5. The method of claim 4, wherein the immune checkpoint inhibitor is nivolumab, pembrolizumab, or ipilimumab.

6. The method of claim 2, wherein the patient receives an immune stimulating therapy that targets ICOS, GITR, OX40, CD137, CD122, or CD27.

7. (canceled)

8. The method of claim 1, wherein the patient is undergoing chemotherapy, radiation therapy, or a combination thereof.

9. The method of claim 8, wherein the patient suffers a side effect selected from skin rash, dry and/or itchy skin, hives, sensitivity to light, burning and painful skin, skin hardening (scleroderma), skin lesions, skin ulcers or sores, necrotic wounds, and malignant wounds.

10. The method of claim 8, wherein the patient suffers from mucosal lesions, which is optionally oral mucositis.

11. The method of claim 8, wherein the patient suffers from a side effect selected from dry eye syndrome, cataracts, conjunctivitis, and eye itch.

12-13. (canceled)

14. The method of claim 1, wherein the cancer is skin cancer, breast cancer, lung cancer, testicular cancer, cervical cancer, uterine cancer, lymphoma, thyroid cancer, lymphoma, sinus cancer, or lip or oral cancer.

15. (canceled)

16. The method of claim 1, wherein the cancer is prostate cancer, kidney cancer, brain cancer, ovarian cancer, colon cancer, bladder cancer, pancreatic cancer, stomach cancer, esophageal cancer, liver cancer, mesothelioma, parathyroid cancer, penile cancer, rectal cancer, or cancer of the small intestine.
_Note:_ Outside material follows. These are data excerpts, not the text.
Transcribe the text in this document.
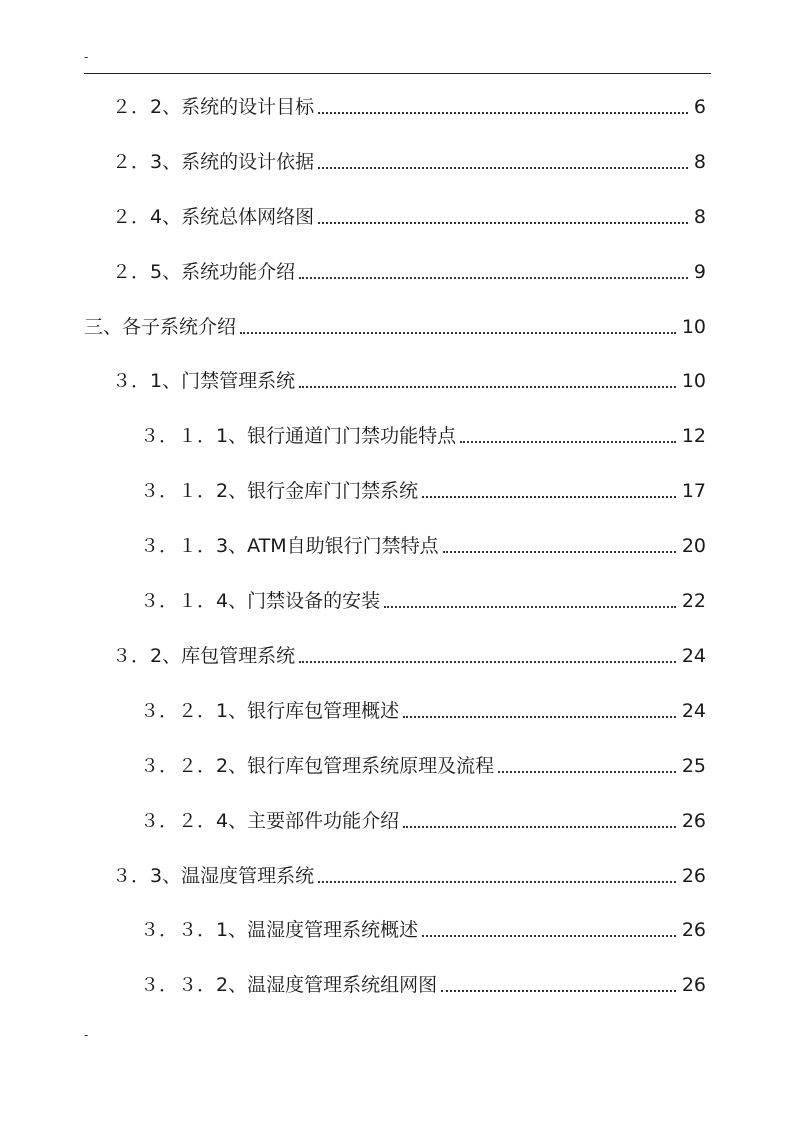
-
２．2、系统的设计目标	6
２．3、系统的设计依据	8
２．4、系统总体网络图	8
２．5、系统功能介绍	9
三、各子系统介绍	10
３．1、门禁管理系统	10
３．１．1、银行通道门门禁功能特点	12
３．１．2、银行金库门门禁系统	17
３．１．3、ATM自助银行门禁特点	20
３．１．4、门禁设备的安装	22
３．2、库包管理系统	24
３．２．1、银行库包管理概述	24
３．２．2、银行库包管理系统原理及流程	25
３．２．4、主要部件功能介绍	26
３．3、温湿度管理系统	26
３．３．1、温湿度管理系统概述	26
３．３．2、温湿度管理系统组网图	26
-
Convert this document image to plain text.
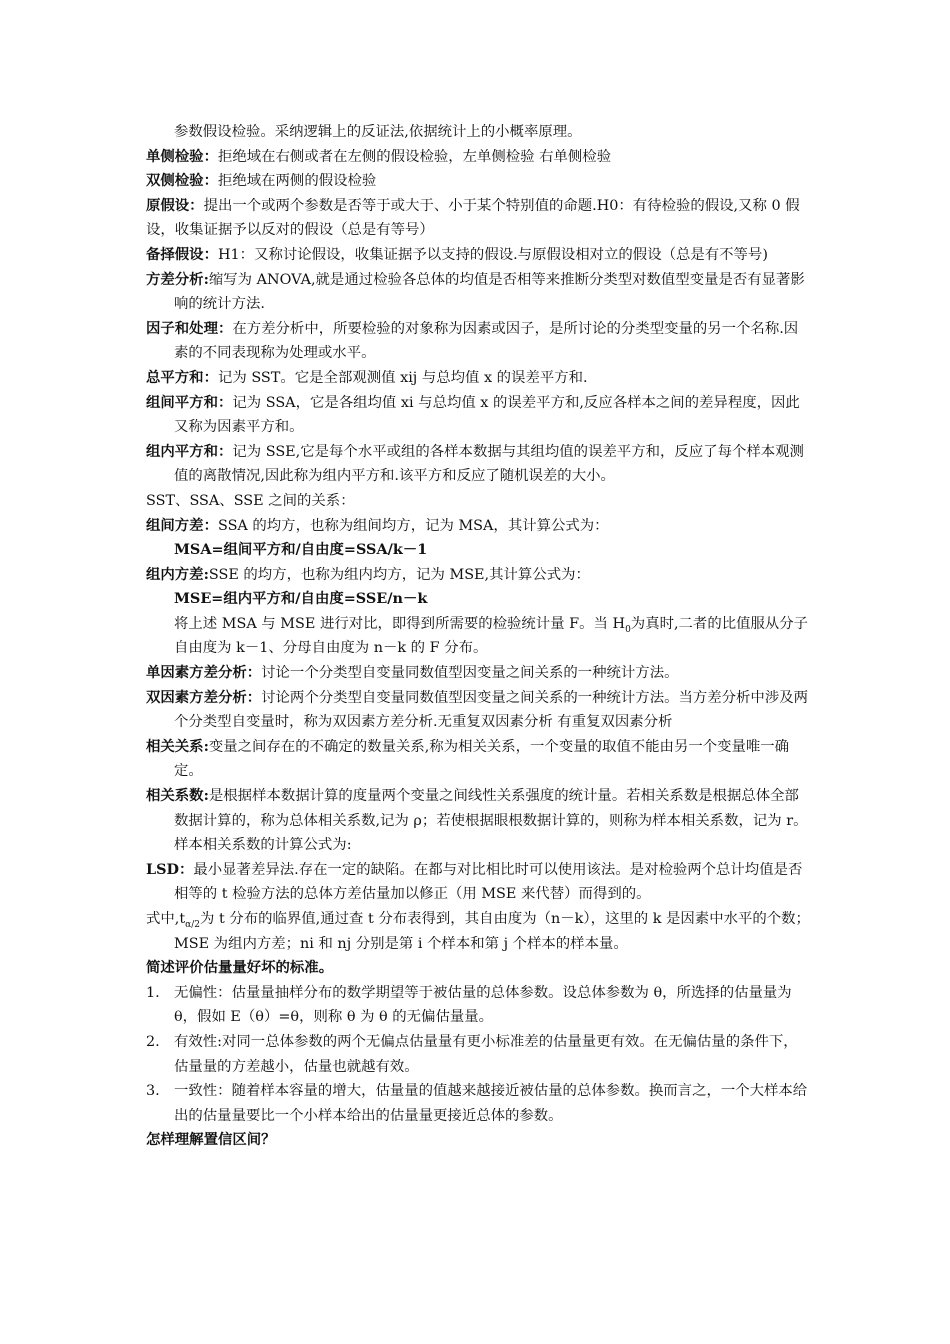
参数假设检验。采纳逻辑上的反证法,依据统计上的小概率原理。

单侧检验：拒绝域在右侧或者在左侧的假设检验，左单侧检验 右单侧检验

双侧检验：拒绝域在两侧的假设检验

原假设：提出一个或两个参数是否等于或大于、小于某个特别值的命题.H0：有待检验的假设,又称 0 假设，收集证据予以反对的假设（总是有等号）

备择假设：H1：又称讨论假设，收集证据予以支持的假设.与原假设相对立的假设（总是有不等号)

方差分析:缩写为 ANOVA,就是通过检验各总体的均值是否相等来推断分类型对数值型变量是否有显著影响的统计方法.

因子和处理：在方差分析中，所要检验的对象称为因素或因子，是所讨论的分类型变量的另一个名称.因素的不同表现称为处理或水平。

总平方和：记为 SST。它是全部观测值 xij 与总均值 x 的误差平方和.

组间平方和：记为 SSA，它是各组均值 xi 与总均值 x 的误差平方和,反应各样本之间的差异程度，因此又称为因素平方和。

组内平方和：记为 SSE,它是每个水平或组的各样本数据与其组均值的误差平方和，反应了每个样本观测值的离散情况,因此称为组内平方和.该平方和反应了随机误差的大小。

SST、SSA、SSE 之间的关系：

组间方差：SSA 的均方，也称为组间均方，记为 MSA，其计算公式为：

MSA=组间平方和/自由度=SSA/k－1

组内方差:SSE 的均方，也称为组内均方，记为 MSE,其计算公式为：

MSE=组内平方和/自由度=SSE/n－k

将上述 MSA 与 MSE 进行对比，即得到所需要的检验统计量 F。当 $H_0$为真时,二者的比值服从分子自由度为 k－1、分母自由度为 n－k 的 F 分布。

单因素方差分析：讨论一个分类型自变量同数值型因变量之间关系的一种统计方法。

双因素方差分析：讨论两个分类型自变量同数值型因变量之间关系的一种统计方法。当方差分析中涉及两个分类型自变量时，称为双因素方差分析.无重复双因素分析 有重复双因素分析

相关关系:变量之间存在的不确定的数量关系,称为相关关系，一个变量的取值不能由另一个变量唯一确定。

相关系数:是根据样本数据计算的度量两个变量之间线性关系强度的统计量。若相关系数是根据总体全部数据计算的，称为总体相关系数,记为 ρ；若使根据眼根数据计算的，则称为样本相关系数，记为 r。样本相关系数的计算公式为:

LSD：最小显著差异法.存在一定的缺陷。在都与对比相比时可以使用该法。是对检验两个总计均值是否相等的 t 检验方法的总体方差估量加以修正（用 MSE 来代替）而得到的。

式中$,t_{\alpha/2}$为 t 分布的临界值,通过查 t 分布表得到，其自由度为（n－k），这里的 k 是因素中水平的个数；MSE 为组内方差；ni 和 nj 分别是第 i 个样本和第 j 个样本的样本量。

简述评价估量量好坏的标准。

1. 无偏性：估量量抽样分布的数学期望等于被估量的总体参数。设总体参数为 θ，所选择的估量量为 θ，假如 E（θ）=θ，则称 θ 为 θ 的无偏估量量。

2. 有效性:对同一总体参数的两个无偏点估量量有更小标准差的估量量更有效。在无偏估量的条件下，估量量的方差越小，估量也就越有效。

3. 一致性：随着样本容量的增大，估量量的值越来越接近被估量的总体参数。换而言之，一个大样本给出的估量量要比一个小样本给出的估量量更接近总体的参数。

怎样理解置信区间？
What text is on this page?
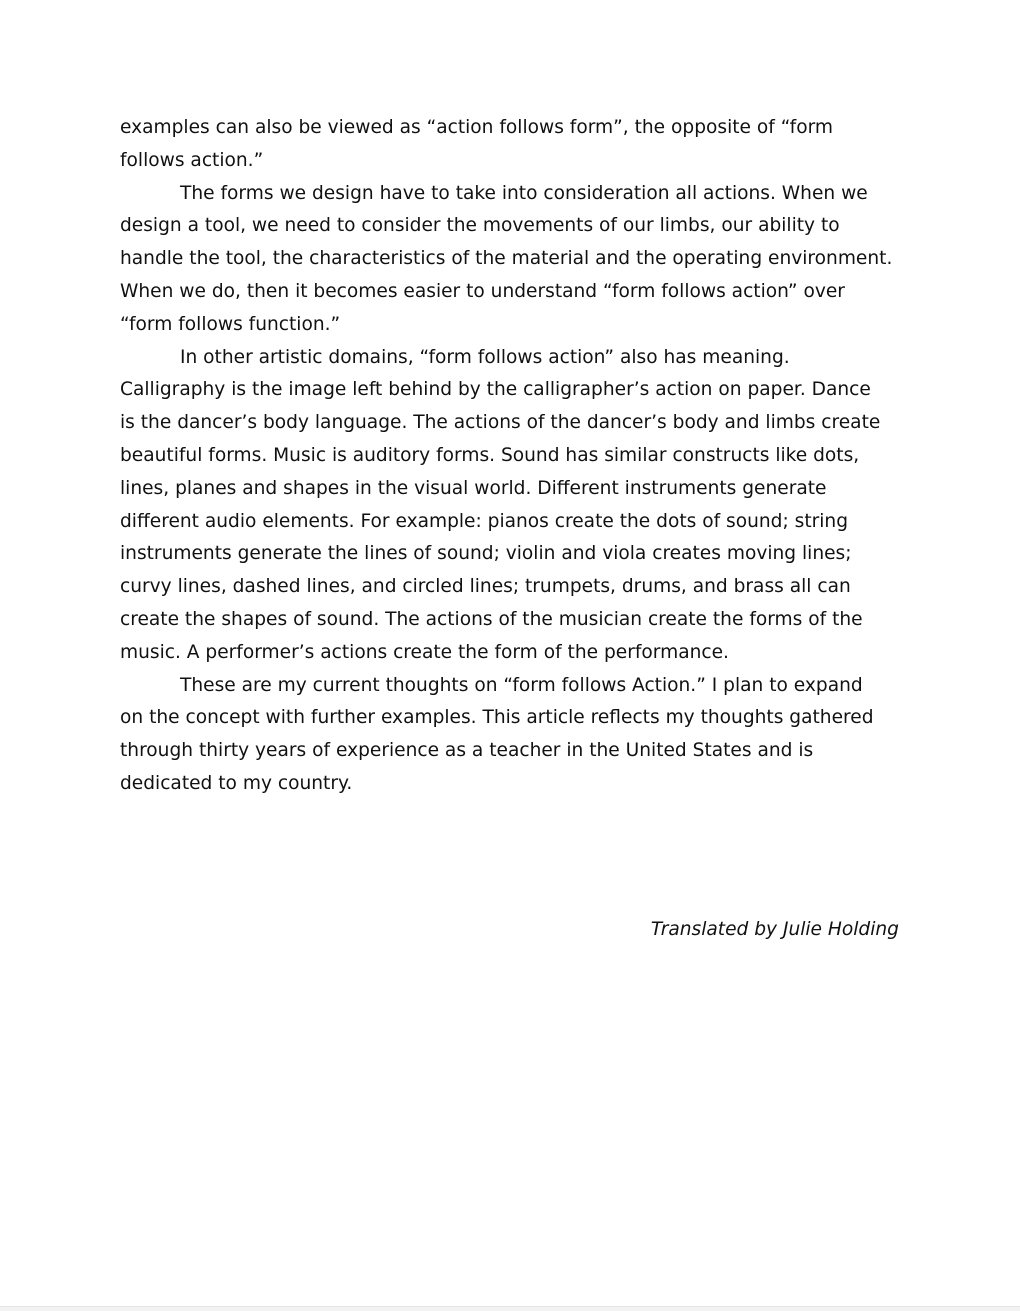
examples can also be viewed as “action follows form”, the opposite of “form
follows action.”

The forms we design have to take into consideration all actions. When we
design a tool, we need to consider the movements of our limbs, our ability to
handle the tool, the characteristics of the material and the operating environment.
When we do, then it becomes easier to understand “form follows action” over
“form follows function.”

In other artistic domains, “form follows action” also has meaning.
Calligraphy is the image left behind by the calligrapher’s action on paper. Dance
is the dancer’s body language. The actions of the dancer’s body and limbs create
beautiful forms. Music is auditory forms. Sound has similar constructs like dots,
lines, planes and shapes in the visual world. Different instruments generate
different audio elements. For example: pianos create the dots of sound; string
instruments generate the lines of sound; violin and viola creates moving lines;
curvy lines, dashed lines, and circled lines; trumpets, drums, and brass all can
create the shapes of sound. The actions of the musician create the forms of the
music. A performer’s actions create the form of the performance.

These are my current thoughts on “form follows Action.” I plan to expand
on the concept with further examples. This article reflects my thoughts gathered
through thirty years of experience as a teacher in the United States and is
dedicated to my country.

Translated by Julie Holding
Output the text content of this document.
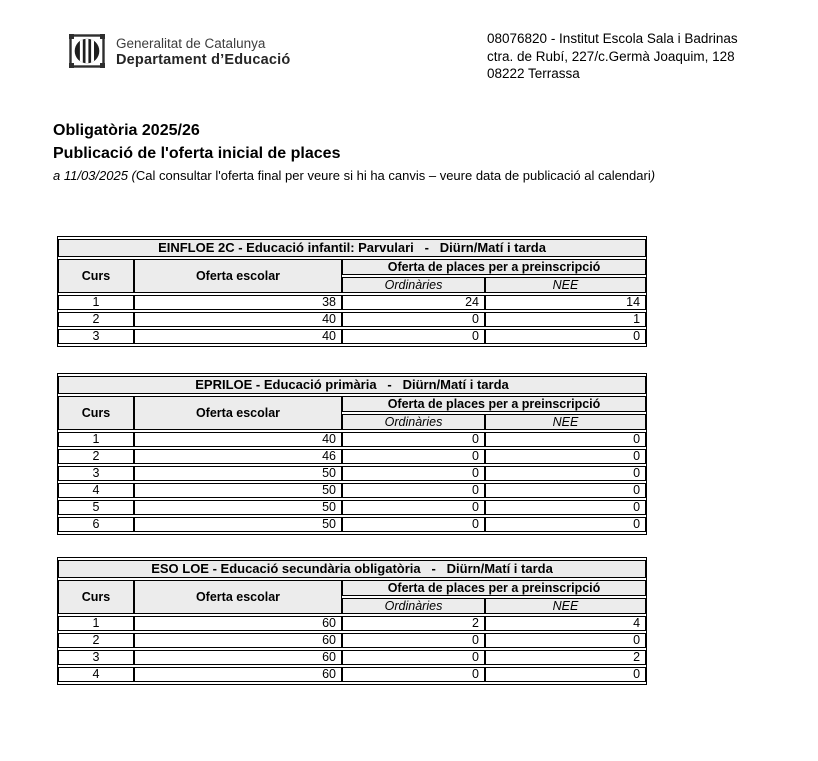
Generalitat de Catalunya
Departament d’Educació
08076820 - Institut Escola Sala i Badrinas
ctra. de Rubí, 227/c.Germà Joaquim, 128
08222 Terrassa
Obligatòria 2025/26
Publicació de l'oferta inicial de places
a 11/03/2025 (Cal consultar l'oferta final per veure si hi ha canvis – veure data de publicació al calendari)
EINFLOE 2C - Educació infantil: Parvulari   -   Diürn/Matí i tarda			
Curs	Oferta escolar	Oferta de places per a preinscripció	
		Ordinàries	NEE
1	38	24	14
2	40	0	1
3	40	0	0
EPRILOE - Educació primària   -   Diürn/Matí i tarda			
Curs	Oferta escolar	Oferta de places per a preinscripció	
		Ordinàries	NEE
1	40	0	0
2	46	0	0
3	50	0	0
4	50	0	0
5	50	0	0
6	50	0	0
ESO LOE - Educació secundària obligatòria   -   Diürn/Matí i tarda			
Curs	Oferta escolar	Oferta de places per a preinscripció	
		Ordinàries	NEE
1	60	2	4
2	60	0	0
3	60	0	2
4	60	0	0
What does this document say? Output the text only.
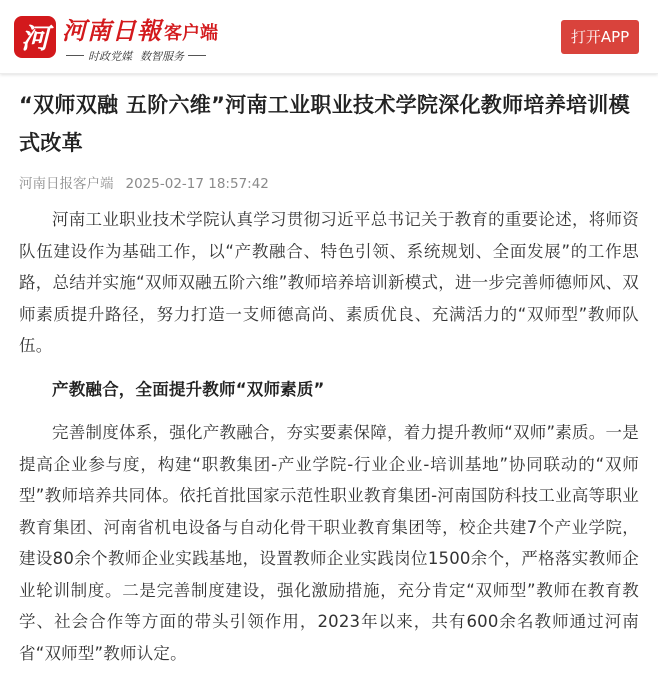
河 河南日報 客户端
时政党媒 数智服务
打开APP
“双师双融 五阶六维”河南工业职业技术学院深化教师培养培训模式改革
河南日报客户端 2025-02-17 18:57:42

河南工业职业技术学院认真学习贯彻习近平总书记关于教育的重要论述，将师资队伍建设作为基础工作，以“产教融合、特色引领、系统规划、全面发展”的工作思路，总结并实施“双师双融五阶六维”教师培养培训新模式，进一步完善师德师风、双师素质提升路径，努力打造一支师德高尚、素质优良、充满活力的“双师型”教师队伍。

产教融合，全面提升教师“双师素质”

完善制度体系，强化产教融合，夯实要素保障，着力提升教师“双师”素质。一是提高企业参与度，构建“职教集团-产业学院-行业企业-培训基地”协同联动的“双师型”教师培养共同体。依托首批国家示范性职业教育集团-河南国防科技工业高等职业教育集团、河南省机电设备与自动化骨干职业教育集团等，校企共建7个产业学院，建设80余个教师企业实践基地，设置教师企业实践岗位1500余个，严格落实教师企业轮训制度。二是完善制度建设，强化激励措施，充分肯定“双师型”教师在教育教学、社会合作等方面的带头引领作用，2023年以来，共有600余名教师通过河南省“双师型”教师认定。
17. A method for treating a pre-cancerous lesion, comprising, administering to a patient an effective amount of a hypochlorous acid composition to inhibit development of the lesion into cancer.

18. The method of claim 1, wherein the hypochlorous acid composition is administered topically.

19. The method of claim 1, wherein the hypochlorous acid composition is administered by injection, or by application to cancer-affected organs and/or tissues.

20-23. (canceled)

24. The method of claim 1, wherein the hypochlorous acid composition has from about 10 to about 100 mM HOCl.

25-26. (canceled)

27. The method of claim 1, wherein the hypochlorous acid composition is administered at least daily.

28. The method of claim 1, wherein the hypochlorous acid composition is administered for at least 4 weeks.